IBS e CBS passam a integrar formalmente o recolhimento mensal do Simples, dentro do DAS. Permanecer no regime simplificado não significa automaticamente ficar de fora do split payment: em determinadas hipóteses, os valores devidos podem ser recolhidos e quitados automaticamente durante a própria liquidação da transação.
A empresa tem, no entanto, uma escolha estratégica: seguir no modelo tradicional, com IBS e CBS integrados ao DAS, ou optar pela apuração dos dois tributos pelas regras do regime regular, o chamado Simples híbrido. Essa decisão afeta diretamente quanto de crédito a empresa consegue transferir a clientes pessoa jurídica, o que pesa na competitividade em vendas B2B.
Cancelamentos e devoluções
Uma venda cancelada ou devolvida depois que o split payment já reteve o imposto levanta uma pergunta prática: como o dinheiro volta?
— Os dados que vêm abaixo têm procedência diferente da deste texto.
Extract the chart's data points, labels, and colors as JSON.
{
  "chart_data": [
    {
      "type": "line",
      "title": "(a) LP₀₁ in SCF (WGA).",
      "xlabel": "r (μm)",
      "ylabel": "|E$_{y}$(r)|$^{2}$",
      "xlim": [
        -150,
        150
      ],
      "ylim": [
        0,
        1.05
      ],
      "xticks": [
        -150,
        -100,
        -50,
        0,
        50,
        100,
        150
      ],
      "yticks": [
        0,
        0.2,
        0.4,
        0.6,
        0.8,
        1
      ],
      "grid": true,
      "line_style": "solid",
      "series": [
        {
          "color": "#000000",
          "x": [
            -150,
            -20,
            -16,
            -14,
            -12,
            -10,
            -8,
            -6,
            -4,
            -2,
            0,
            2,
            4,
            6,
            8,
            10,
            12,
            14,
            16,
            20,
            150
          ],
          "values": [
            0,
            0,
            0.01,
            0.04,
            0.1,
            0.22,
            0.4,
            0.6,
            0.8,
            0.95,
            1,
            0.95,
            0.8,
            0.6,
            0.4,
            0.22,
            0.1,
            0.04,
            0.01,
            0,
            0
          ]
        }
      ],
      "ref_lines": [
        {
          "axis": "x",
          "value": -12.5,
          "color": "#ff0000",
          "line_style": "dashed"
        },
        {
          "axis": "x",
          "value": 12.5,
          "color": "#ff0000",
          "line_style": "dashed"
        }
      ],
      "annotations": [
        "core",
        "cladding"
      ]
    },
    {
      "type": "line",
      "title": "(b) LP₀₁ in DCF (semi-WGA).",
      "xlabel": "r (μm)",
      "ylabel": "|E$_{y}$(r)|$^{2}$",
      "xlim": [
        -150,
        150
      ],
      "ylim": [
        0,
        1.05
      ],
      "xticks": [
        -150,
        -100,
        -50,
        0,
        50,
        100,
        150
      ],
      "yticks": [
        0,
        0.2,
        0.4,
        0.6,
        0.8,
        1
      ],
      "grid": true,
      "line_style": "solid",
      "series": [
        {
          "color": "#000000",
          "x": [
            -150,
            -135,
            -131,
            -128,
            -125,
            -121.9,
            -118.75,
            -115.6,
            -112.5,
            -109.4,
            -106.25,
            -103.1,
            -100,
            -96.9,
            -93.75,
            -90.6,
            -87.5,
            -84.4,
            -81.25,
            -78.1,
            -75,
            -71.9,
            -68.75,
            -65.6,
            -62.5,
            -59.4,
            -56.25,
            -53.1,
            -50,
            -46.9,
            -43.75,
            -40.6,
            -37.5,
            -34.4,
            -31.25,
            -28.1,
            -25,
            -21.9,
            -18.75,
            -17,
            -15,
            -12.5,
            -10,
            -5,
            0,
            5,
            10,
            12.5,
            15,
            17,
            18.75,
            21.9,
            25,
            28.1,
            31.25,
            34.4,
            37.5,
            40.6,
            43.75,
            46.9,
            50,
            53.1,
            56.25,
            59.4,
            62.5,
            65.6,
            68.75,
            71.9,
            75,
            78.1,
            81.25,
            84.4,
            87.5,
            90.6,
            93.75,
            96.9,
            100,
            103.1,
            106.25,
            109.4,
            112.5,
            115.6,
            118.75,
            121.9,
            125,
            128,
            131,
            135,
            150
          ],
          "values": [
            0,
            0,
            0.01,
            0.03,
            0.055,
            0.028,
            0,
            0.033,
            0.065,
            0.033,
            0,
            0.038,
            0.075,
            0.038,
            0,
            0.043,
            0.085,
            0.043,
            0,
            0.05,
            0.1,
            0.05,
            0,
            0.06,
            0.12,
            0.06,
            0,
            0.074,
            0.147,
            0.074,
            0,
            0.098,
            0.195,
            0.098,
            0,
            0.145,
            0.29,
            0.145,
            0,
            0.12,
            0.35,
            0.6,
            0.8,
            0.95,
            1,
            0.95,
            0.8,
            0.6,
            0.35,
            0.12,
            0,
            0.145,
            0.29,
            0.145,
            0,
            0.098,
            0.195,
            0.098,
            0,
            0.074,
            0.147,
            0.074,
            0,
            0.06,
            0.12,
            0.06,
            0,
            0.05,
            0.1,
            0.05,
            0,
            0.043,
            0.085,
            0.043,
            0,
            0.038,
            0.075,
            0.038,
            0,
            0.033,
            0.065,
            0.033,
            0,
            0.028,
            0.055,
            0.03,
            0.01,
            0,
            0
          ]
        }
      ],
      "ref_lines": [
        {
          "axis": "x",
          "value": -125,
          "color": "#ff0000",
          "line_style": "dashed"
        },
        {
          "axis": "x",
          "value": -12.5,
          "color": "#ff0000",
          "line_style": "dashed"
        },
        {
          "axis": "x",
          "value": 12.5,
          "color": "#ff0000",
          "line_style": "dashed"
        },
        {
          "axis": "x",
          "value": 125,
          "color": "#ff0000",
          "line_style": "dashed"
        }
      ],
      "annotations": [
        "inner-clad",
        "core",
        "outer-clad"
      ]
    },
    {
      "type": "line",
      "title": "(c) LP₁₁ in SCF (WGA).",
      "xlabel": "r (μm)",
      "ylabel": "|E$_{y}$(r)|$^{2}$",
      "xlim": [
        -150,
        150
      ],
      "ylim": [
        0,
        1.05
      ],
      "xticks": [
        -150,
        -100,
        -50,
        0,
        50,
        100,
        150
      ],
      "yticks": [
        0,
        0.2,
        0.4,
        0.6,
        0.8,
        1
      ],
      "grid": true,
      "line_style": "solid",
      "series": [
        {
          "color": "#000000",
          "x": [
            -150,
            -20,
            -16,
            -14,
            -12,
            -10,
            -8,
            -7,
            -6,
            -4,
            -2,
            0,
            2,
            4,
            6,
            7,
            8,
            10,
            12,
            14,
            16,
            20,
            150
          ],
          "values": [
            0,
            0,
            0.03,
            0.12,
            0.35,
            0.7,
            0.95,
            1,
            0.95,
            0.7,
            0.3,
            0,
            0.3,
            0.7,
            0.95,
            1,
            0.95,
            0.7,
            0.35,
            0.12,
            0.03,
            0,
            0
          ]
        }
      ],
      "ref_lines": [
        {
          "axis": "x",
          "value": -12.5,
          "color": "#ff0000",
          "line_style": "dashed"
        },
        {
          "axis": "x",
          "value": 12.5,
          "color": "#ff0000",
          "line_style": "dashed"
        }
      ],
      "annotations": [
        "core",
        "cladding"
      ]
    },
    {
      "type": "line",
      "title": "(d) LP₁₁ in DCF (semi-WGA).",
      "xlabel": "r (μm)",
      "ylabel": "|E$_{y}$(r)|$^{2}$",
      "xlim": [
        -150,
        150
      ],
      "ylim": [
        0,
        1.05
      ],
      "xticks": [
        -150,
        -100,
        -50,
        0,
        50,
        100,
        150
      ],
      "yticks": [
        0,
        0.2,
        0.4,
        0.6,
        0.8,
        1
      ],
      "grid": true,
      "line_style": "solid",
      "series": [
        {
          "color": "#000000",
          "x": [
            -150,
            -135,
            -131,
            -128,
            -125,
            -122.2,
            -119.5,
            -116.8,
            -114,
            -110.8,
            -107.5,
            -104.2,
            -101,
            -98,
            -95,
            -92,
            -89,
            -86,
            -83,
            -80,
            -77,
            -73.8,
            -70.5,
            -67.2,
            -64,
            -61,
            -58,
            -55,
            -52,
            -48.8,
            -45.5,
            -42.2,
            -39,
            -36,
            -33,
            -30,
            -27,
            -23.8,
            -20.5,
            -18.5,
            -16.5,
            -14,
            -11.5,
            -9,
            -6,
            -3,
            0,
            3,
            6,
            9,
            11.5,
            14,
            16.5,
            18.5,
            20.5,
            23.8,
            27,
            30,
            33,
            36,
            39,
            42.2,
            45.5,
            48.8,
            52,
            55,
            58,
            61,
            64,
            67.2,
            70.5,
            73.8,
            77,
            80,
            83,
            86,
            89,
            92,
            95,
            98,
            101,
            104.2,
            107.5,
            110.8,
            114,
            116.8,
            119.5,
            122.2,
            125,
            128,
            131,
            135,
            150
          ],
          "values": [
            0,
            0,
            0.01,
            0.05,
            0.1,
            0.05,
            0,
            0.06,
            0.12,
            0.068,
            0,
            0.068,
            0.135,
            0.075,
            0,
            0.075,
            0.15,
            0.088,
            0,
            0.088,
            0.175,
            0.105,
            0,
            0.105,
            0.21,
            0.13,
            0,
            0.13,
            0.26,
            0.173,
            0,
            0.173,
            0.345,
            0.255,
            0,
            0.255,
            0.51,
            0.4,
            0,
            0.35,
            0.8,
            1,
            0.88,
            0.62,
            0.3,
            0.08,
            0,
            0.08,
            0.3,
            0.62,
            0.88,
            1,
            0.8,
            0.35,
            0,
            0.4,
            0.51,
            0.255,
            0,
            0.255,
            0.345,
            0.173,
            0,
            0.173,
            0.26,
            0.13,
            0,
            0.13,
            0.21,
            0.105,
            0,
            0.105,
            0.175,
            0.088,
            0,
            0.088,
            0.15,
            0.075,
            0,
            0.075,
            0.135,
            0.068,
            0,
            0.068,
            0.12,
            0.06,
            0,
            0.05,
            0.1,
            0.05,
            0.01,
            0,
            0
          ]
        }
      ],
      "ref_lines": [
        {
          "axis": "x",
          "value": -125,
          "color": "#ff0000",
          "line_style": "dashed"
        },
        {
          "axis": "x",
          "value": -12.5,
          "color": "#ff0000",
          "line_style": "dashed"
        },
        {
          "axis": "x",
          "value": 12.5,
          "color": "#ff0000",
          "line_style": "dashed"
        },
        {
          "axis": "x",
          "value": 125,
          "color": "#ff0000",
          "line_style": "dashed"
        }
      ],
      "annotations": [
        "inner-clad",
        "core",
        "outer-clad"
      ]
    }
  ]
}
A resposta depende de como o débito foi extinto originalmente. O artigo 57 da Resolução CGIBS nº 6/2026 disciplina essas hipóteses para o IBS, e o Decreto nº 12.955/2026 traz estrutura equivalente para a CBS. Em linhas gerais, o tratamento considera se houve estorno de crédito, criação de novo débito quando o crédito já tinha sido usado, ou transferência em dinheiro ao fornecedor, quando a parcela já tiver sido extinta pelo split payment. Nesse último caso, o prazo previsto é de até três dias úteis.
Não existe uma regra única de estorno. A forma como o imposto saiu da apuração determina como ele é recomposto quando a operação é desfeita, o que torna a conciliação entre financeiro e fiscal um processo que precisa de atenção específica, e não apenas de um ajuste manual no ERP.
O que preparar agora
Mapear os meios de pagamento da operação
Se a empresa recebe majoritariamente por Pix, boleto ou TED de outras empresas, o enquadramento na primeira fase é mais provável. Vale levantar, por cliente e por meio de pagamento, o volume que se encaixa nesse perfil.
Conversar com o provedor de pagamento e o ERP
A integração técnica é responsabilidade dos meios de pagamento e das instituições financeiras, mas a empresa depende deles para saber quando e como a retenção vai aparecer na conciliação. Vale perguntar diretamente ao banco, à adquirente e ao fornecedor de ERP qual é o cronograma de adaptação de cada um.
Rever cláusulas de cancelamento e devolução em contrato
Como o tratamento tributário de uma devolução passa a depender de como o débito foi extinto, contratos com previsão de devolução ou distrato precisam refletir esse novo tempo de resposta, especialmente o prazo de até três dias úteis para a transferência em dinheiro.
Decidir o enquadramento no Simples, se for o caso
Empresas do Simples Nacional com operação relevante em vendas B2B devem avaliar, com antecedência, se compensa migrar para a apuração pelo regime regular. A decisão impacta o crédito que os clientes conseguem aproveitar, e isso é argumento comercial, não só fiscal.